What, You Have a Child Who Won't Obey? Here's a great idea.

Do you have a child who won't obey? Are you frustrated and looking for a solution?

Here's a great idea - Pediatrician Approved

Introducing the YES/NO CAN
How does it work?

Every time you observe your child doing something good, showing obedience, putting away a toy, being kind to their siblings, making their bed, or brushing their teeth write the word YES on a small piece of paper and put it in the can or jar.

Every time your child talks back, doesn't obey, throws a fit, or does anything "not good" write NO on a piece of paper and put it in the Can.

Your can will start to fill up with lots of pieces of paper.

Now, this is when it gets good.
When your child asks for something, or asks to do something. Consult the CAN. For example, "Mom, can I have a play date?" or "Mom, can I have a popsicle?"

Reach into the can and pull out a piece of paper. What ever it says is the answer to their question. If it has been a week full of disobedience, there is not a very good chance they are going to get what they want.  

Your children will quickly learn that their behavior has consequences. This is also great because it takes the pressure off of you. You are not making the decisions, their actions are making the decisions. They will start to work really hard to make sure the can is filling up with YES's instead of NO's.

A few things to Remember...

  • Explain the process to your children before you start. Sit them down and using examples, make sure they understand. 
  • You will need a different can or jar for each child. 
  • YOU HAVE TO RESPECT THE CAN. If you are going to try this in your home you can't draw NO and then change your mind or you have just defeated the purpose of everything you are trying to teach your children.
What do you think? 


  1. Super idea! I love it. I will be trying this one for sure!!! Thanks. :)

  2. What a GREAT, GREAT, GREAT idea. I'm starting this little gem first thing tomorrow morning! My kids won't know what hit them.

  3. Family Home Evening Lesson tonight! Thanks for the great idea.

  4. Oh my goodness, I LOVE LOVE LOVE this idea! I'm so excited to get home from work tonight and try it!

    Thanks again for an awesome idea! :)

  5. I am absolutely going to try it. 100% yes. (I consulted the can, and the can is law.)

  6. Do you think this will work for a 3 year old or is he too young?

  7. i'm with jumpin J's three too young?

  8. I have the same question as Jumpin' J's Mom. Is 3 years old and 19 months old too young?

  9. I may not try this at home, but I immediately had a few of the students I work with pop into my head that this would be a perfect behavior modification to try!
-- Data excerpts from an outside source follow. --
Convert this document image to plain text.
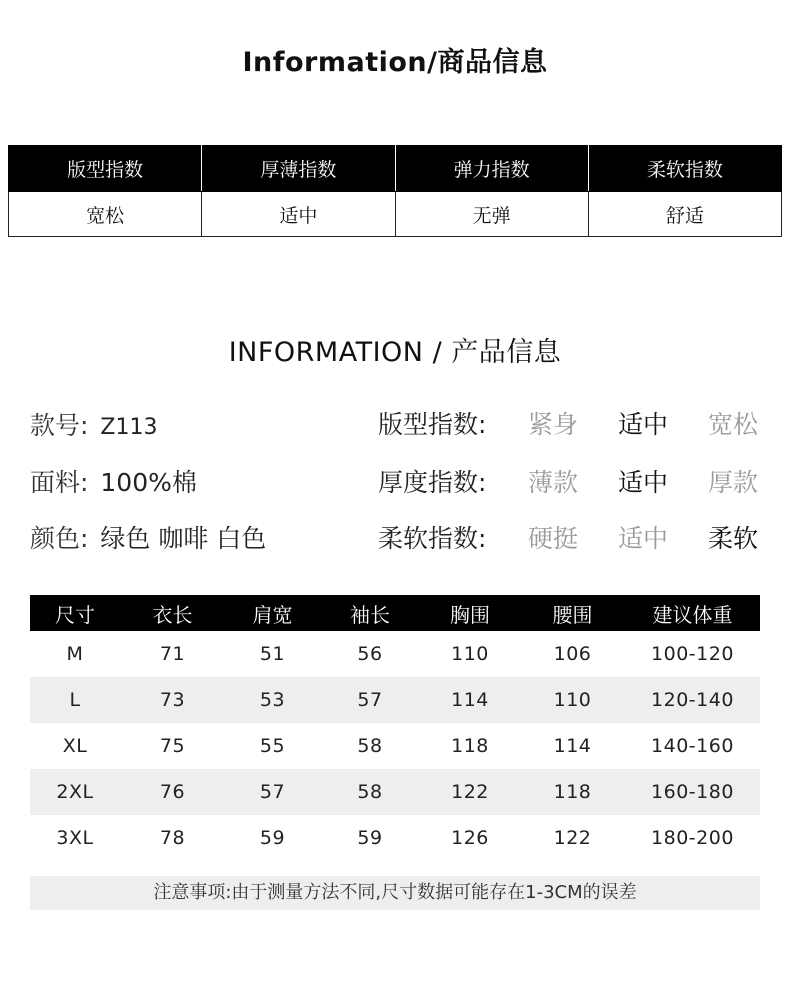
Information/商品信息
版型指数	厚薄指数	弹力指数	柔软指数
宽松	适中	无弹	舒适
INFORMATION / 产品信息
款号: Z113
面料: 100%棉
颜色: 绿色 咖啡 白色
版型指数: 紧身 适中 宽松
厚度指数: 薄款 适中 厚款
柔软指数: 硬挺 适中 柔软
尺寸	衣长	肩宽	袖长	胸围	腰围	建议体重
M	71	51	56	110	106	100-120
L	73	53	57	114	110	120-140
XL	75	55	58	118	114	140-160
2XL	76	57	58	122	118	160-180
3XL	78	59	59	126	122	180-200
注意事项:由于测量方法不同,尺寸数据可能存在1-3CM的误差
  10. i have thought about this all day long. and i talked it over with my husband. I think it would sort of get lost in translation with my 3 year old. i don't think she would get the connection of the consequences with her behavior with this is a good one, and i will do it someday! so i think this is what i am going to do. maybe it will help out someone else. but i am going to get a jar and use m&m's. if she does what we ask and does the good behavior then she gets an m&m in the jar. if she doesn't do the right things then i take m&m's out of the jar. at the end of the day she gets to eat the m&m's that are in the jar for her little reward that day. you've probably written something about rewards like this are bad...but i am willing to try anything!

  11. We started this last night with my 4 1/2 year old and at first the concept seemed a bit difficult to explain to him, but once he got it, it worked great! :) (well, so far!)

  12. So glad so many of you are giving this a try. I do think that 19 months is too young. A child that age can't grasp the concept. 3 is probably pushing it also. A very very mature 3 year old, might be able to get the concept. A 4 or 5 year old shouldn't have any trouble catching on.

  13. Working like a charm at my house. I love it!

  14. Sounds good, but I have some questions:
    What do you do if you want to say no to something and you pull out the yes, or vice versa? I don't like giving up my control to a piece of paper. Is there a way you can over ride it without not being consistent?
    It also sounds like a lot of work to always be writing down yes and no. Is it?

  15. Andrea, I'm no professional, but here's what I would say: you don't consult the can on big things. If your kid asks if he can sleep over at a friend's house but you have a strict no-sleepover rule, you don't consult the can. Further, if they ask if they can play soccer in the street, you don't consult the can. But if they ask if a friend can come over after school, or if they can have a popsicle, then you consult the can. Get it?

    For me it hasn't been much work to write it down. I just printed out a bunch in Word and cut them up so I always have some already written out, and just pick one up and drop it in.